Plaintiffs are informed that a complaint must plead sufficient facts to "state a claim to relief that is plausible on its face." Twombly, 550 U.S. at 570. "A claim has facial plausibility when the plaintiff pleads factual content that allows the court to draw the reasonable inference that the defendant is liable for the misconduct alleged." Iqbal, 556 U.S. at 677 (citations omitted). While '"detailed factual allegations'" are not required, "[a] pleading that offers 'labels and conclusions' or 'a formulaic recitation of the elements of a cause of action will not do.'" Id. (quoting Twombly, 550 U.S. at 555). Accordingly, the absence of pleaded facts that make such claims plausible rather than merely possible will require dismissal of the amended complaint with prejudice.
IV. Conclusion
Plaintiffs shall have thirty (30) days from the date of entry of this order within which to file an amended complaint entitled "Amended Complaint." The amended complaint shall bear the same docket number as this Order. Plaintiffs are informed that they cannot refer to prior pleadings to make their amended complaint complete. An amended complaint must be complete in itself. As a general rule, an amended complaint supersedes the original complaint. Once a plaintiff files an amended complaint, any prior complaints no longer serve any function in the case.

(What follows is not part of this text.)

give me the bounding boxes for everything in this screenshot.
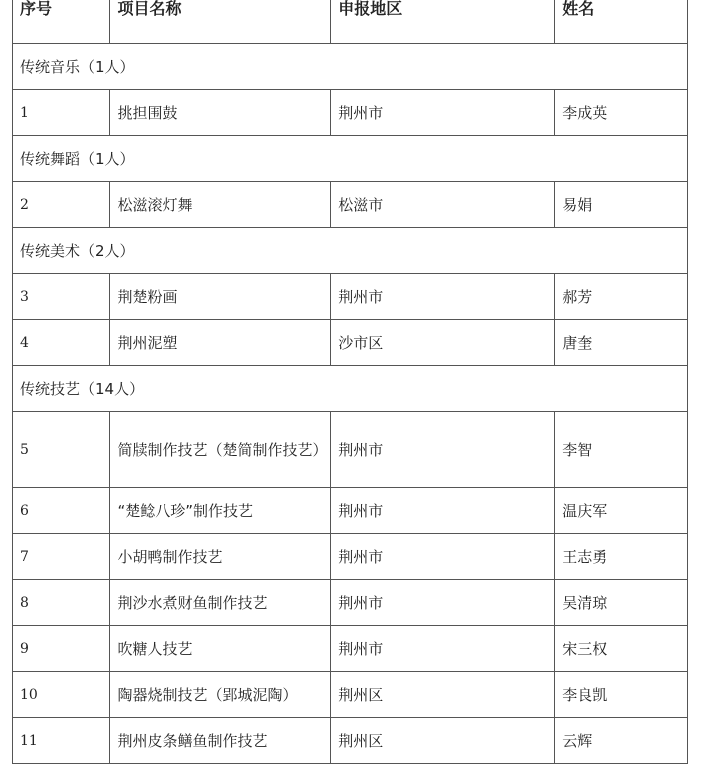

All further proceedings shall be stayed for thirty (30) days. If plaintiffs fail to file an amended complaint, judgment dismissing this action as set forth above shall be entered. The Court certifies pursuant to 28 U.S.C. § 1915(a)(3) that any appeal would not be taken in good faith and therefore in forma pauperis status is denied for the purpose of any appeal. See Coppedge v. United States. 369 U.S. 438, 444-45 (1962).
SO ORDERED.
______________________
ALLYNE R. ROSS
United States District Judge
Dated: September 28, 2012
Brooklyn, New York
See Pub. L. No. 111-22, § 702, 123 Stat. 1632, 1660-61 (2009).